Weinberg also notes that their study wasn’t designed to determine causality, since it was not a controlled experiment—rather, it could only find associations. Cheng says that the current study is part of a larger project they’re working on in which they hope to get a more solid grasp on possible causality. 

According to University of Colorado Boulder statistician Aaron Clauset, who was not involved in the study, it’s hard to really know why someone chooses to adopt one idea over another without directly asking them in an interview, but since that approach wouldn’t be feasible at the scale used in the paper, he says the computational approach the authors took was reasonable. 

Being able to quantify the flow of ideas at [the scale of the new analysis] is just plain difficult.

—Aaron Clauset, University of Colorado, Boulder

“Being able to quantify the flow of ideas at [the scale of the new analysis] is just plain difficult,” he says.

Even though we can’t directly see the full picture of bias in idea adoption, he says we can see the shadows it casts in the data the researchers gathered. “The more shadows you can put together, the better reconstruction you can get at the phenomenon,” says Clauset.

To explore more of these “shadows” and their impact on idea diffusion, Clauset suggests analyzing other forms of social networks in scientific communities, such as who went to graduate school together or who acknowledges whom at the end of their papers. 

Quantitative researcher Mathijs De Vaan of University of California, Berkeley, says he’d like to see validation of the new ideas the analysis extracted via natural language processing. Sometimes, he says, it can be difficult even for him to unpack the novelty of a paper just by reading the abstract, “let alone a machine that doesn’t have the knowledge I have as a researcher.” But if validated, he says the concept of using a machine to identify new ideas from scientific abstracts is “really cool” and would be a “huge innovation in innovation research.”

“Inequality is encoded into our social networks”

Even with its limitations, the study shows that “in some ways, inequality is encoded into our social networks,” says University of California, Berkeley, computational social scientist Douglas Guilbeault, who was not involved in the work. 

“If you can identify clear inequalities by gender and race in terms of network structure, it creates new opportunities for network-based interventions,” he says.
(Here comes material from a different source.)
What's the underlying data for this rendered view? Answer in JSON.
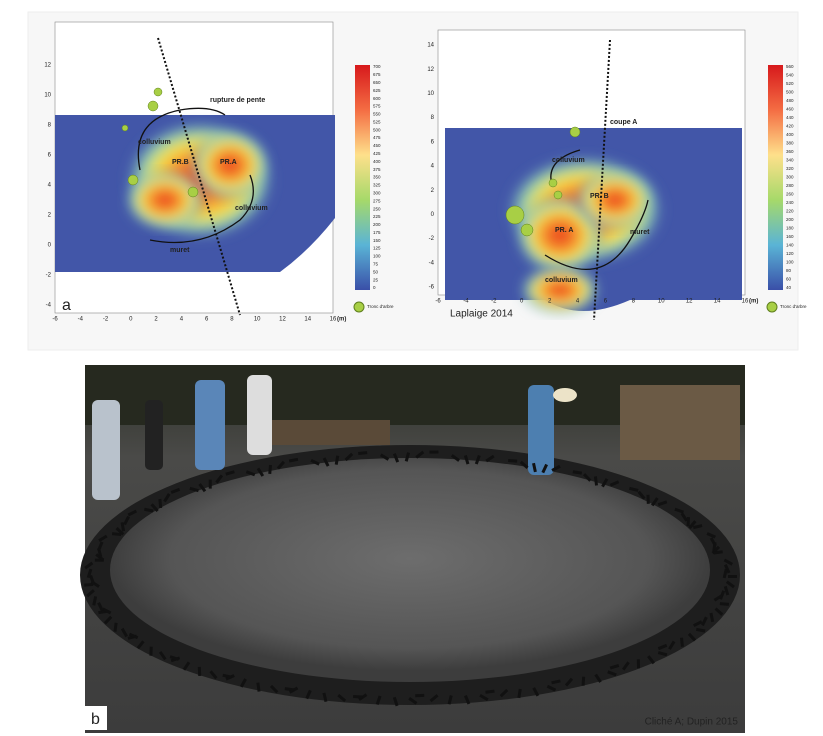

These could include institutions reshuffling research teams to have more race or gender balance, as well as promoting more diverse teams, says Guilbeault, such as by awarding them grants or helping researchers from underrepresented groups make connections at meetings. 

“I guess the self-help tip is to be aware of your implicit biases,” says Weinberg, especially when reviewing proposals, papers, or CVs. As scientists, he says, “our stock-in-trade is being at the frontier of knowledge.” And challenging one’s biases when a great idea is on the line “is a way of getting closer and staying closer to the frontier of knowledge.”